I could not think of a more appropriate, atmospheric venue for photographer Justin Partyka's beautiful, evocative photographs of rural photographs from Suffolk and Norfolk than the Black Barn in Cockley Cley, where a large selection of his work has been on view since mid September.



Walking from one barn room to the next, we encounter carefully observed landscapes, sensitive portraits and still lives - made since the late 1990s using a 35 mm analogue SLR camera and transparence film. Partyka explains that he still only makes his work using the analogue process. 
He studied folk art and history in Newfoundland and discovered that photography became his preferred way of capturing experiences and encounters. His intuitive way of making photographs and the care he takes to observe minute details and to get to know the people and places he photographs and connect with them make his photographic series burst with experience but also light and colours.


More of Partyka's work can be found here:
http://www.justinpartyka.com/




The same day, we also visited Magnificent Obsessions: The Artist as Collector at Sainsbury Centre for Visual Arts, UEA, Norwich.

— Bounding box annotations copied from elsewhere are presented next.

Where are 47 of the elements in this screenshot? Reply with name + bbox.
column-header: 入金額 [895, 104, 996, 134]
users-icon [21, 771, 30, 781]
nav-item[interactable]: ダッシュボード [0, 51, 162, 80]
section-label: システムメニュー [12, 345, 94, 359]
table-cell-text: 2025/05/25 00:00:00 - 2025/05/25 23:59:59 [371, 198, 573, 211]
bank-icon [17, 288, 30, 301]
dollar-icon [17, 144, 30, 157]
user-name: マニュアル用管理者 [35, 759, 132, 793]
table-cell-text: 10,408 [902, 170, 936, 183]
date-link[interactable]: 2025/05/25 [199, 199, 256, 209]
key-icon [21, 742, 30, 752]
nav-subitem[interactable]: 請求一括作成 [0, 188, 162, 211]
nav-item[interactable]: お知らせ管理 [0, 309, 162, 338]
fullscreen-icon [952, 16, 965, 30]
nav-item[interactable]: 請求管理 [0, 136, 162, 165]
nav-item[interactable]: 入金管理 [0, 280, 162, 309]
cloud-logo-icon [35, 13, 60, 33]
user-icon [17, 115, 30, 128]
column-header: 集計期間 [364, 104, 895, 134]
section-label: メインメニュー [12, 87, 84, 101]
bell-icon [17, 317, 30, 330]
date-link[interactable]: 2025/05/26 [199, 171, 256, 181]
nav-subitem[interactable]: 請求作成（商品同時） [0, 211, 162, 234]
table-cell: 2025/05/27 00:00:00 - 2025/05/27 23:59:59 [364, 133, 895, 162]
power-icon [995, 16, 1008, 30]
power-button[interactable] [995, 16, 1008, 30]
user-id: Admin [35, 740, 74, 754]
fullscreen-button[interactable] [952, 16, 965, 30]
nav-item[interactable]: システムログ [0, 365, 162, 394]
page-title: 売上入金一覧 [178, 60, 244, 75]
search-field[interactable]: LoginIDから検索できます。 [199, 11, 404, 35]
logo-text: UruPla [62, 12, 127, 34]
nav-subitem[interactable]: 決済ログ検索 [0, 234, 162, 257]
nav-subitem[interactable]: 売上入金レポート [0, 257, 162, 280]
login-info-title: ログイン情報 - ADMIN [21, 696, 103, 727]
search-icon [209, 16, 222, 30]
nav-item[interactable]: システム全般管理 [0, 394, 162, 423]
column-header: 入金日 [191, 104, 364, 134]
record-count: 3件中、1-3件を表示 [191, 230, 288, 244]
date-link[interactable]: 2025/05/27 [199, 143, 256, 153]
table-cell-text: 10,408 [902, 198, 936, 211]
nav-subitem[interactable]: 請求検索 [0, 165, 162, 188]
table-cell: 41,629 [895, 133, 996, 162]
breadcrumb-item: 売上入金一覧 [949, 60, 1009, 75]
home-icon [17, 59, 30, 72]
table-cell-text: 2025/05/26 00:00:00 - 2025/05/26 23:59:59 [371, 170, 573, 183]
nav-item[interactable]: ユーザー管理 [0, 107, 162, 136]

A version of this exhibition had previously been on view at the Barbican, where I had missed it. I couldn't think of a more beautiful way of displaying Pae White's collection of scarves designed by Vera Neuman - a trip just to see the way the scarves have been suspended in colourful rows would be worthwile. The arrangement of Martin Parr's postcard collection creates fascinating new relationships and topographies - photographs of the artists with their collections at home make possible new insights and help understand the influences of the objects on the artists' own work (e.g. Edmund de Waal's collection echoes his elegant white porcelain vessels).